Interestingly, the article focused on the sale of Boeing passenger jets. Yet there are also a number of Wikileaks cables that deal with the sale of U.S. military hardware. And this is just as important to keeping U.S. factories working.

Too bad they missed that little tidbit.

The authors find the details to be interesting. And they are. But, again, anyone who paid attention to such things did not need Wikileaks to get this kind of information.

But with media groups cutting budgets and bean counters screaming, “Local! Local! Local!” the resources are just not available to do the stories that explain to readers/viewers/listeners the connection between overseas’ events and their local economy on a regular basis.

So I guess even the harshest critics of Wikileaks should be thankful that finally the media are beginning to do some stories that show the domestic impact of what the foreign services do overseas. (I don’t really expect to see many more like the story mentioned above, but it would be nice.)

Editor-in-chief of Reuters News David Schlesinger told a Hong Kong audience Oct 15 that journalism today is less about delivering straight facts than providing actionable information.

“That’s why this is the age of the publisher,” he said. “Journalists who understand this will survive. Those who don’t will be irrelevant.”

Schlesinger was speaking as part of a regular series sponsored by the Journalism and Media Studies Centre at Hong Kong University.

When readers/viewers/listeners can easily snag online the basic facts to any even, it is important for professional journalists to provide insight and interpretation. Or, to use a term I hammered into my J students, context.

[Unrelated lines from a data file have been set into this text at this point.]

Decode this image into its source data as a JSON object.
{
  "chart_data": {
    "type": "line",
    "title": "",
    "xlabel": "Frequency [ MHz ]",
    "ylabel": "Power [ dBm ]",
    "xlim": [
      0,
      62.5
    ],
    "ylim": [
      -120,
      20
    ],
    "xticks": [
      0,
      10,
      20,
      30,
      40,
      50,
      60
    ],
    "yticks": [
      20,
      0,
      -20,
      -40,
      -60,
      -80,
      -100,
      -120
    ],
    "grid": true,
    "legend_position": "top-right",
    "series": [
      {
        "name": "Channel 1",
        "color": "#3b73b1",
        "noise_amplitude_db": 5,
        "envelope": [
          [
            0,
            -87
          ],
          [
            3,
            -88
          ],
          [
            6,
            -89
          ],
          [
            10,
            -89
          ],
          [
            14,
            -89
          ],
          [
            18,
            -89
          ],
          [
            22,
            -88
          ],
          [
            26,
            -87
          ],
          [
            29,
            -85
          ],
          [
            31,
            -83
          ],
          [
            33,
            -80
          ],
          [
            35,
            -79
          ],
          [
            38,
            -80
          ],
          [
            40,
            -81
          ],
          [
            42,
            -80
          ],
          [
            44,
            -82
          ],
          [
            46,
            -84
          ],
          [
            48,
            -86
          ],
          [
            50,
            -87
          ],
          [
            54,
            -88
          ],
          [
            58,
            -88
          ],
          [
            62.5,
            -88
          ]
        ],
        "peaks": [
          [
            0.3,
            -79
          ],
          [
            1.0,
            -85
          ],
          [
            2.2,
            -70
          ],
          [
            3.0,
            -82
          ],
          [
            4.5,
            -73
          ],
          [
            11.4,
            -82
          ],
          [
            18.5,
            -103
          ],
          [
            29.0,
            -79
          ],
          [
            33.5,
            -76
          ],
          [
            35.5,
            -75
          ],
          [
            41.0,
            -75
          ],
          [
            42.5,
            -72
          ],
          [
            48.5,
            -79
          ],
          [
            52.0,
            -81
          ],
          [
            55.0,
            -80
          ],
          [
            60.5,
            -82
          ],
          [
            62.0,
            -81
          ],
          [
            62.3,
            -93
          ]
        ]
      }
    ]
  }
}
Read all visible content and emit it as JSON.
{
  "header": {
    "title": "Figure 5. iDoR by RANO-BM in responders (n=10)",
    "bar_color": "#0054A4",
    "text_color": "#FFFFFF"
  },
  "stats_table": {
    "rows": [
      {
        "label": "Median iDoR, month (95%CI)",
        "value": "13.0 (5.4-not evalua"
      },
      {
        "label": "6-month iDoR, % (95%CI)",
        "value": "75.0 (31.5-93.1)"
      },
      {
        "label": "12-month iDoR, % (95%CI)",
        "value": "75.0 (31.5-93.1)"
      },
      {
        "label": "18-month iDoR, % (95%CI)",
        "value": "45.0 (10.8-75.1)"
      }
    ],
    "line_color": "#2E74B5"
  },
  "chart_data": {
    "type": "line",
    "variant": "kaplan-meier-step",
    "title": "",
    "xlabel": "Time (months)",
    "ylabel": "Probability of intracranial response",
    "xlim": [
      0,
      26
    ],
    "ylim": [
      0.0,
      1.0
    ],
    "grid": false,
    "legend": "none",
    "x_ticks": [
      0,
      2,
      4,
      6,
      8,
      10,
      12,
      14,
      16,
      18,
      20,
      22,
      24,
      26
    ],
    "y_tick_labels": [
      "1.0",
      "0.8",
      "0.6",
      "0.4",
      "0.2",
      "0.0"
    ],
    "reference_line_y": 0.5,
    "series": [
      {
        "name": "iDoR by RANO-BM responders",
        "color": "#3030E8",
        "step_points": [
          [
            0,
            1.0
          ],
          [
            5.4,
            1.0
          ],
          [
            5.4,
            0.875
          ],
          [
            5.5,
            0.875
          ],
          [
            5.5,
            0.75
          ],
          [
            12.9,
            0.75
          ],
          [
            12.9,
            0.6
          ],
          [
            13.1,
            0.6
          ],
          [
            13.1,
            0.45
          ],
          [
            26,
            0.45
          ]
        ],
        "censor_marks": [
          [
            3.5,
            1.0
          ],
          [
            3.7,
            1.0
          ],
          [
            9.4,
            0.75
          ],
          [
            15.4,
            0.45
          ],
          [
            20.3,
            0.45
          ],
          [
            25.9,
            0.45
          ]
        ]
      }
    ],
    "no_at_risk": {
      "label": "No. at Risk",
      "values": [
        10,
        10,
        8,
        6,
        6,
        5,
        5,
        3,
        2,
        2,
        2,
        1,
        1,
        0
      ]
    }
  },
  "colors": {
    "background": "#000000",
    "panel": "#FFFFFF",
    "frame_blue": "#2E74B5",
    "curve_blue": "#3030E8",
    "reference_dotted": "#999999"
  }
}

This kind of journalism has three pillars, Schlesinger said: journalistic excellence, presentation and utility to the client.

Schlesinger’s remarks to the JMSC crowd reinforces the idea that readers/viewers/listeners are now seen as “clients” and “users.” Professional journalism is no longer about sending information to a passive audience.

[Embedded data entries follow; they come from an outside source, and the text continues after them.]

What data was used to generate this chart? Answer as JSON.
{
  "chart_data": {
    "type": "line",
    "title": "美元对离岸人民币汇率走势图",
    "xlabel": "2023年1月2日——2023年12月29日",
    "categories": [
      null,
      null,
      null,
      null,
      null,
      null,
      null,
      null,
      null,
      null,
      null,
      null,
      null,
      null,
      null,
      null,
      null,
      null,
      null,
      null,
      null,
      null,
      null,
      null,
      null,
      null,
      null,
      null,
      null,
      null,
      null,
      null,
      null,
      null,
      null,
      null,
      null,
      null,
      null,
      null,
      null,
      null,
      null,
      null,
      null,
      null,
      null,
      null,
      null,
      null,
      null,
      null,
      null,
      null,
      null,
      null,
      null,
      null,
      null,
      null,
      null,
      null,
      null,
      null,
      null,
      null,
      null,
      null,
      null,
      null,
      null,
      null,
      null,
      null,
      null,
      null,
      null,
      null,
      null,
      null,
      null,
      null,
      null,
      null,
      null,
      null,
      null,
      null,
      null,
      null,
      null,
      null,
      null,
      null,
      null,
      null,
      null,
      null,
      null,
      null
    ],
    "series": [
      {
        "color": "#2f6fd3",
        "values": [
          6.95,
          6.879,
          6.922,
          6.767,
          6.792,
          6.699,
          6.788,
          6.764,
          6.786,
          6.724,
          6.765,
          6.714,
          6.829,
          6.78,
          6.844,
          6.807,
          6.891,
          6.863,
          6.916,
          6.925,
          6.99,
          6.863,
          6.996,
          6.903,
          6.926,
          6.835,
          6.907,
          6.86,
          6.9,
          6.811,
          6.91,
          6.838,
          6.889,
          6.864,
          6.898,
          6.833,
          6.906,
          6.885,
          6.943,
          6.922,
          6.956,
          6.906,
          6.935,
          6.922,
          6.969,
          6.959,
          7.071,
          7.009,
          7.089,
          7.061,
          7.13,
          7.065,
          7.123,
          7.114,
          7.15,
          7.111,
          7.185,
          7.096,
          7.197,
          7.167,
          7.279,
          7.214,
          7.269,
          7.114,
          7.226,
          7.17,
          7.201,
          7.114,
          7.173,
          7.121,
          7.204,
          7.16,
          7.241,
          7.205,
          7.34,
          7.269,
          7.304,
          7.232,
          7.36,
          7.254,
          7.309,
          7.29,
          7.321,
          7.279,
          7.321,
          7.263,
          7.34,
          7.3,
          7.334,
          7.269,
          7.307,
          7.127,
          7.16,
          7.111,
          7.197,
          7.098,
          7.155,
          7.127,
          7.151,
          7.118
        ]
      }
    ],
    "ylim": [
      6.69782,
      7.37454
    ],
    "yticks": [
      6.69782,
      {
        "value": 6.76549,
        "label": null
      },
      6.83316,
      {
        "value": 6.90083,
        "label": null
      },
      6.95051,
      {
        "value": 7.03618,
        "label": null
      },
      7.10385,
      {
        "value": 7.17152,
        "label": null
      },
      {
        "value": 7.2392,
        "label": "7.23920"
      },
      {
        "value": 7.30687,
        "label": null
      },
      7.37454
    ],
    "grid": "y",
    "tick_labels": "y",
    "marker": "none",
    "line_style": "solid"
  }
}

Journalists must continue to report breaking news, Schlesinger said, but that alone will not make it. Journalists, he added, need to produce stories that have an impact and address an audience’s interests and habits. Obviously, he said, this will be more difficult for a wire service such as Reuters.

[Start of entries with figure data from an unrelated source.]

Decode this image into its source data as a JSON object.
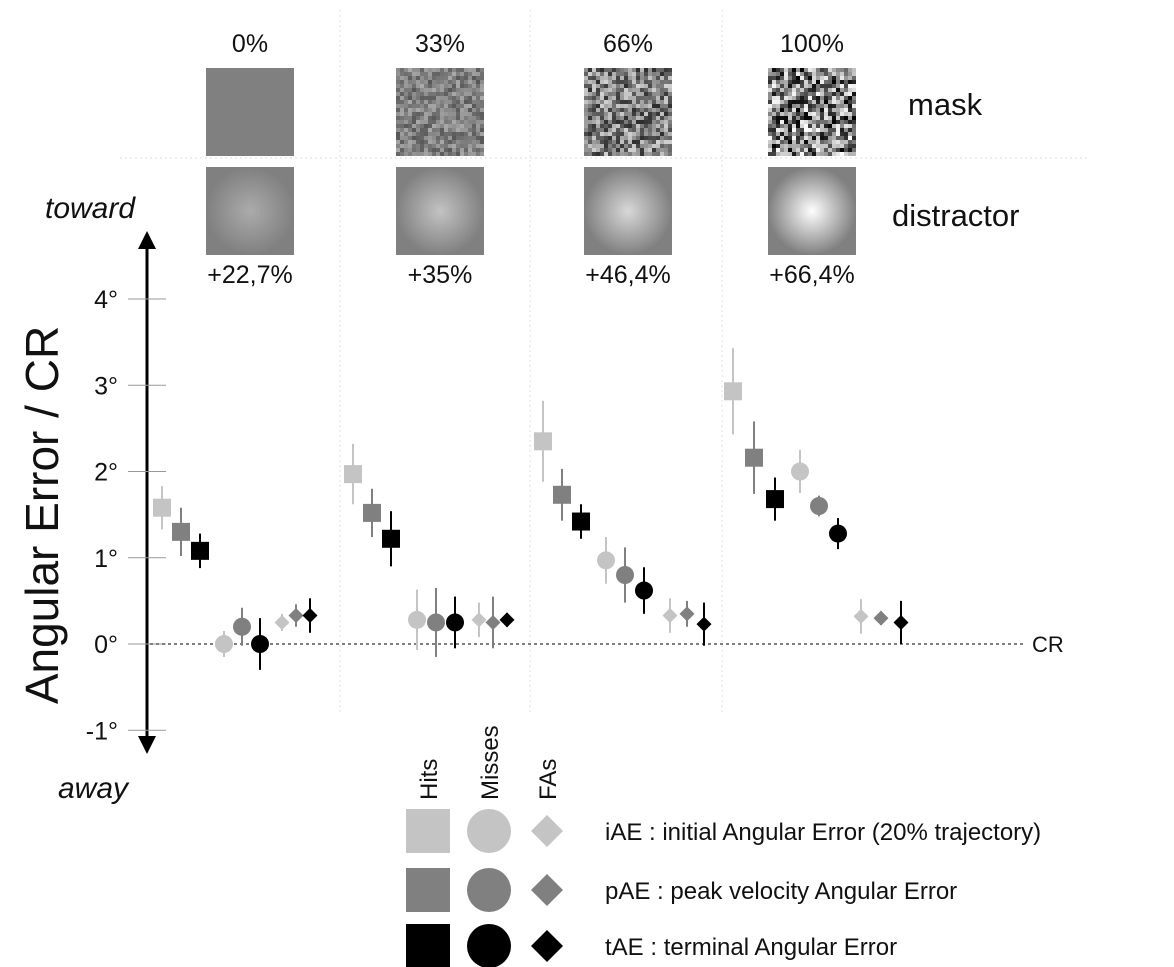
{
  "chart_data": {
    "type": "scatter",
    "ylabel": "Angular Error / CR",
    "y_top_label": "toward",
    "y_bottom_label": "away",
    "reference_label": "CR",
    "ylim": [
      -1,
      4
    ],
    "y_ticks": [
      "4°",
      "3°",
      "2°",
      "1°",
      "0°",
      "-1°"
    ],
    "y_tick_values": [
      4,
      3,
      2,
      1,
      0,
      -1
    ],
    "row_labels": {
      "mask": "mask",
      "distractor": "distractor"
    },
    "conditions": [
      {
        "mask": "0%",
        "distractor": "+22,7%",
        "mask_noise": 0.0,
        "distractor_intensity": 0.227,
        "points": [
          {
            "outcome": "Hits",
            "measure": "iAE",
            "value": 1.58,
            "err": 0.25
          },
          {
            "outcome": "Hits",
            "measure": "pAE",
            "value": 1.3,
            "err": 0.28
          },
          {
            "outcome": "Hits",
            "measure": "tAE",
            "value": 1.08,
            "err": 0.2
          },
          {
            "outcome": "Misses",
            "measure": "iAE",
            "value": 0.0,
            "err": 0.15
          },
          {
            "outcome": "Misses",
            "measure": "pAE",
            "value": 0.2,
            "err": 0.22
          },
          {
            "outcome": "Misses",
            "measure": "tAE",
            "value": 0.0,
            "err": 0.3
          },
          {
            "outcome": "FAs",
            "measure": "iAE",
            "value": 0.25,
            "err": 0.1
          },
          {
            "outcome": "FAs",
            "measure": "pAE",
            "value": 0.33,
            "err": 0.13
          },
          {
            "outcome": "FAs",
            "measure": "tAE",
            "value": 0.33,
            "err": 0.2
          }
        ]
      },
      {
        "mask": "33%",
        "distractor": "+35%",
        "mask_noise": 0.33,
        "distractor_intensity": 0.35,
        "points": [
          {
            "outcome": "Hits",
            "measure": "iAE",
            "value": 1.97,
            "err": 0.35
          },
          {
            "outcome": "Hits",
            "measure": "pAE",
            "value": 1.52,
            "err": 0.28
          },
          {
            "outcome": "Hits",
            "measure": "tAE",
            "value": 1.22,
            "err": 0.32
          },
          {
            "outcome": "Misses",
            "measure": "iAE",
            "value": 0.28,
            "err": 0.35
          },
          {
            "outcome": "Misses",
            "measure": "pAE",
            "value": 0.25,
            "err": 0.4
          },
          {
            "outcome": "Misses",
            "measure": "tAE",
            "value": 0.25,
            "err": 0.3
          },
          {
            "outcome": "FAs",
            "measure": "iAE",
            "value": 0.28,
            "err": 0.2
          },
          {
            "outcome": "FAs",
            "measure": "pAE",
            "value": 0.25,
            "err": 0.3
          },
          {
            "outcome": "FAs",
            "measure": "tAE",
            "value": 0.28,
            "err": 0.08
          }
        ]
      },
      {
        "mask": "66%",
        "distractor": "+46,4%",
        "mask_noise": 0.66,
        "distractor_intensity": 0.464,
        "points": [
          {
            "outcome": "Hits",
            "measure": "iAE",
            "value": 2.35,
            "err": 0.47
          },
          {
            "outcome": "Hits",
            "measure": "pAE",
            "value": 1.73,
            "err": 0.3
          },
          {
            "outcome": "Hits",
            "measure": "tAE",
            "value": 1.42,
            "err": 0.2
          },
          {
            "outcome": "Misses",
            "measure": "iAE",
            "value": 0.97,
            "err": 0.27
          },
          {
            "outcome": "Misses",
            "measure": "pAE",
            "value": 0.8,
            "err": 0.32
          },
          {
            "outcome": "Misses",
            "measure": "tAE",
            "value": 0.62,
            "err": 0.27
          },
          {
            "outcome": "FAs",
            "measure": "iAE",
            "value": 0.33,
            "err": 0.2
          },
          {
            "outcome": "FAs",
            "measure": "pAE",
            "value": 0.35,
            "err": 0.15
          },
          {
            "outcome": "FAs",
            "measure": "tAE",
            "value": 0.23,
            "err": 0.25
          }
        ]
      },
      {
        "mask": "100%",
        "distractor": "+66,4%",
        "mask_noise": 1.0,
        "distractor_intensity": 0.664,
        "points": [
          {
            "outcome": "Hits",
            "measure": "iAE",
            "value": 2.93,
            "err": 0.5
          },
          {
            "outcome": "Hits",
            "measure": "pAE",
            "value": 2.16,
            "err": 0.42
          },
          {
            "outcome": "Hits",
            "measure": "tAE",
            "value": 1.68,
            "err": 0.25
          },
          {
            "outcome": "Misses",
            "measure": "iAE",
            "value": 2.0,
            "err": 0.25
          },
          {
            "outcome": "Misses",
            "measure": "pAE",
            "value": 1.6,
            "err": 0.12
          },
          {
            "outcome": "Misses",
            "measure": "tAE",
            "value": 1.28,
            "err": 0.18
          },
          {
            "outcome": "FAs",
            "measure": "iAE",
            "value": 0.32,
            "err": 0.2
          },
          {
            "outcome": "FAs",
            "measure": "pAE",
            "value": 0.3,
            "err": 0.08
          },
          {
            "outcome": "FAs",
            "measure": "tAE",
            "value": 0.25,
            "err": 0.25
          }
        ]
      }
    ],
    "legend": {
      "outcomes": [
        "Hits",
        "Misses",
        "FAs"
      ],
      "outcome_shapes": {
        "Hits": "square",
        "Misses": "circle",
        "FAs": "diamond"
      },
      "measures": [
        {
          "key": "iAE",
          "label": "iAE : initial Angular Error (20% trajectory)",
          "color": "#c4c4c4"
        },
        {
          "key": "pAE",
          "label": "pAE : peak velocity Angular Error",
          "color": "#808080"
        },
        {
          "key": "tAE",
          "label": "tAE : terminal Angular Error",
          "color": "#000000"
        }
      ]
    }
  }
}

For individual journalists, however, it offers an opportunity. Schlesinger said modern journalists need to think of themselves as individual brands.

“You’re nothing without your own brand. You have to establish yourself, what you stand for, your expertise.”

Besides knowing how to use social media outlets such as Twitter and Facebook, modern journalists need to be serious about knowing a subject inside out.

Knowing a second language doesn’t hurt either.

“Take some risks as well. It’s the new angles and the new stories that will help distinguish you.”

Again, this is something I have been arguing for some time. Except the risk in U.S. journalism is often making a connection between local and global events.

The local reporter who can see the global links in a local event or a local connection to an international story will provide more than just information to his/her local audience. Context and connections — or as Schlesinger said, “utility to the client” — will help the reader/listener/viewer better understand why a story is important.

Publishers and station owners who chant “Local! Local! Local!” as if that alone will save cash-strapped media organizations fail to see that while news consumers want news about their local areas, they also want context. And maybe more Americans will start paying attention to international news — other than wars, riots and disasters — if they see there is a link to their local community.

And the links exist. It just takes a journalist willing to “take risks” and an editor with some smarts.